Oméga-3 et cerveau : ce que les recherches révèlent sur la protection cognitive
Le DHA est l'un des principaux composants structurels des membranes neuronales, et des méta-analyses d'essais randomisés font état d'une amélioration de la cognition lors d'une supplémentation en oméga-3. Nous examinons ce qui est réellement prouvé, pour qui l'effet est le plus stable et quelles sont les limites des données disponibles.
Une méta-analyse de 58 ECR (Scientific Reports, 2025) met en évidence une amélioration de la cognition avec les oméga-3 : gain en capacités cognitives globales SMD 1,08, mémoire SMD 0,87 pour chaque tranche de 2 000 mg/jour supplémentaires. Le niveau de preuve GRADE est faible à modéré ; l'effet le plus stable s'observe en présence d'un déclin cognitif modéré, et non chez des adultes en parfaite santé.
Les acides gras oméga-3 — EPA (acide eicosapentaénoïque) et DHA (acide docosahexaénoïque) — ne sont pas la même molécule, même s'ils sont souvent mentionnés ensemble. Le DHA est le principal acide gras oméga-3 à longue chaîne dans les membranes des neurones et influence notablement leur fluidité ainsi que la conduction des signaux. L'EPA intervient en premier lieu dans les cascades anti-inflammatoires. L'organisme synthétise les deux acides à partir du précurseur végétal ALA, mais la conversion est extrêmement peu efficace : pour approvisionner correctement le cerveau, des sources directes sont nécessaires — poissons gras ou compléments alimentaires.
Pourquoi le cerveau a-t-il besoin de DHA ?
Les membranes neuronales sont particulièrement riches en DHA. Cet acide gras détermine les propriétés physiques de la membrane — sa fluidité, la vitesse de formation des vésicules synaptiques et l'efficacité des récepteurs.
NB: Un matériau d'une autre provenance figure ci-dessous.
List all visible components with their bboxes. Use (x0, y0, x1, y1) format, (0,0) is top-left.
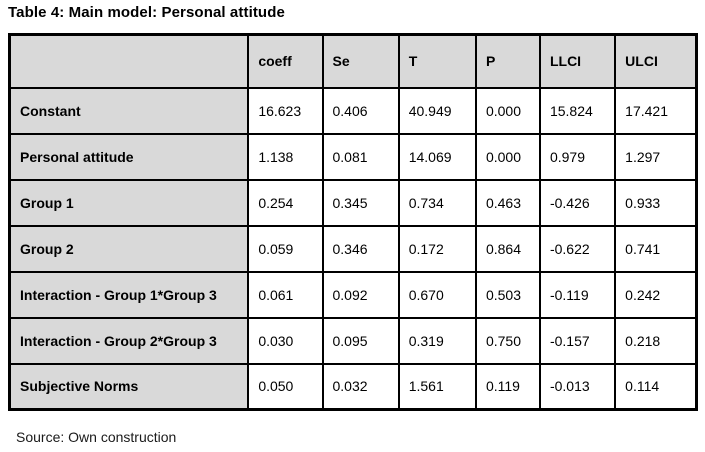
data-cell: 0.979 (538, 132, 617, 181)
data-cell: 0.081 (321, 132, 400, 181)
table-body: Constant 16.623 0.406 40.949 0.000 15.824 17.4… (8, 86, 698, 411)
data-cell: -0.119 (538, 270, 617, 319)
column-header-empty (8, 33, 250, 89)
data-cell: 14.069 (397, 132, 477, 181)
table-row: Group 1 0.254 0.345 0.734 0.463 -0.426 0.933 (8, 178, 698, 227)
data-cell: 17.421 (614, 86, 698, 135)
table-row: Personal attitude 1.138 0.081 14.069 0.000 0.… (8, 132, 698, 181)
data-cell: 0.933 (614, 178, 698, 227)
data-cell: -0.157 (538, 316, 617, 365)
data-cell: 1.297 (614, 132, 698, 181)
row-label: Group 1 (8, 178, 250, 227)
data-cell: 0.095 (321, 316, 400, 365)
column-header-t: T (397, 33, 477, 89)
table-row: Interaction - Group 2*Group 3 0.030 0.095 0… (8, 316, 698, 365)
table-row: Interaction - Group 1*Group 3 0.061 0.092 0… (8, 270, 698, 319)
table-row: Subjective Norms 0.050 0.032 1.561 0.119 -0.0… (8, 362, 698, 411)
data-cell: 0.092 (321, 270, 400, 319)
results-table: coeff Se T P LLCI ULCI Constant 16.623 0.4… (8, 33, 698, 411)
data-cell: 0.741 (614, 224, 698, 273)
data-cell: 0.463 (474, 178, 541, 227)
column-header-ulci: ULCI (614, 33, 698, 89)
data-cell: -0.013 (538, 362, 617, 411)
data-cell: 40.949 (397, 86, 477, 135)
data-cell: 0.345 (321, 178, 400, 227)
data-cell: 0.750 (474, 316, 541, 365)
header-row: coeff Se T P LLCI ULCI (8, 33, 698, 89)
row-label: Interaction - Group 1*Group 3 (8, 270, 250, 319)
column-header-llci: LLCI (538, 33, 617, 89)
data-cell: 0.254 (247, 178, 324, 227)
column-header-coeff: coeff (247, 33, 324, 89)
row-label: Interaction - Group 2*Group 3 (8, 316, 250, 365)
data-cell: 0.000 (474, 86, 541, 135)
data-cell: -0.622 (538, 224, 617, 273)
data-cell: 0.061 (247, 270, 324, 319)
data-cell: 0.670 (397, 270, 477, 319)
data-cell: 0.114 (614, 362, 698, 411)
table-title: Table 4: Main model: Personal attitude (8, 4, 285, 21)
data-cell: 0.503 (474, 270, 541, 319)
data-cell: -0.426 (538, 178, 617, 227)
data-cell: 0.319 (397, 316, 477, 365)
data-cell: 0.119 (474, 362, 541, 411)
data-cell: 0.406 (321, 86, 400, 135)
data-cell: 0.050 (247, 362, 324, 411)
data-cell: 0.032 (321, 362, 400, 411)
data-cell: 0.172 (397, 224, 477, 273)
data-cell: 0.218 (614, 316, 698, 365)
column-header-se: Se (321, 33, 400, 89)
data-cell: 0.346 (321, 224, 400, 273)
data-cell: 0.030 (247, 316, 324, 365)
row-label: Subjective Norms (8, 362, 250, 411)
row-label: Group 2 (8, 224, 250, 273)
column-header-p: P (474, 33, 541, 89)
data-cell: 15.824 (538, 86, 617, 135)
data-cell: 0.864 (474, 224, 541, 273)
data-cell: 0.734 (397, 178, 477, 227)
data-cell: 1.138 (247, 132, 324, 181)
data-cell: 1.561 (397, 362, 477, 411)
row-label: Constant (8, 86, 250, 135)
source-note: Source: Own construction (16, 429, 177, 445)
data-cell: 0.059 (247, 224, 324, 273)
data-cell: 0.000 (474, 132, 541, 181)
data-cell: 0.242 (614, 270, 698, 319)
table-row: Constant 16.623 0.406 40.949 0.000 15.824 17.4… (8, 86, 698, 135)
data-cell: 16.623 (247, 86, 324, 135)
row-label: Personal attitude (8, 132, 250, 181)
table-row: Group 2 0.059 0.346 0.172 0.864 -0.622 0.741 (8, 224, 698, 273)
Une carence en DHA est associée à une perturbation de la neurotransmission : les récepteurs fonctionnent moins bien et les contacts synaptiques se forment plus lentement. Au-delà de son rôle structurel, le DHA et ses métabolites (résolvines, protectines) limitent la neuroinflammation — l'inflammation chronique du cerveau étant considérée comme l'un des mécanismes de la neurodégénérescence.
Dans l'alimentation, le DHA provient principalement des poissons marins gras. Les compléments à base d'huile de poisson ou d'huile d'algues fournissent une dose standardisée, indépendamment de la région et de la disponibilité du poisson frais.
Que montrent les essais randomisés ?
Shahinfar et al. (Scientific Reports, 2025) ont réalisé une revue systématique et une méta-analyse dose-réponse portant sur 58 ECR (recherche dans les bases de données jusqu'en décembre 2024). Pour chaque tranche de 2 000 mg d'oméga-3 supplémentaires par jour, les auteurs observent les tailles d'effet standardisées suivantes : capacités cognitives globales — SMD 1,08 (IC 95 % 0,73–1,44, GRADE faible) ; attention — SMD 0,98 (IC 95 % 0,41–1,54, GRADE faible) ; mémoire primaire — SMD 0,87 (IC 95 % 0,17–1,56, GRADE modéré) ; fonctions visuospatiales — SMD 0,86 (IC 95 % 0,46–1,27, GRADE modéré).
Une évaluation plus conservative a été fournie par la méta-analyse portant sur 26 881 participants âgés de 40 ans et plus (Barros et al., Nutrients, 2025) : la taille d'effet de l'amélioration cognitive sur l'échelle MMSE était de 0,16 (IC 95 % 0,01–0,32). Le résultat est statistiquement significatif, mais cliniquement modeste. Sept des neuf revues systématiques incluses ont néanmoins confirmé une amélioration des scores dans le groupe intervention.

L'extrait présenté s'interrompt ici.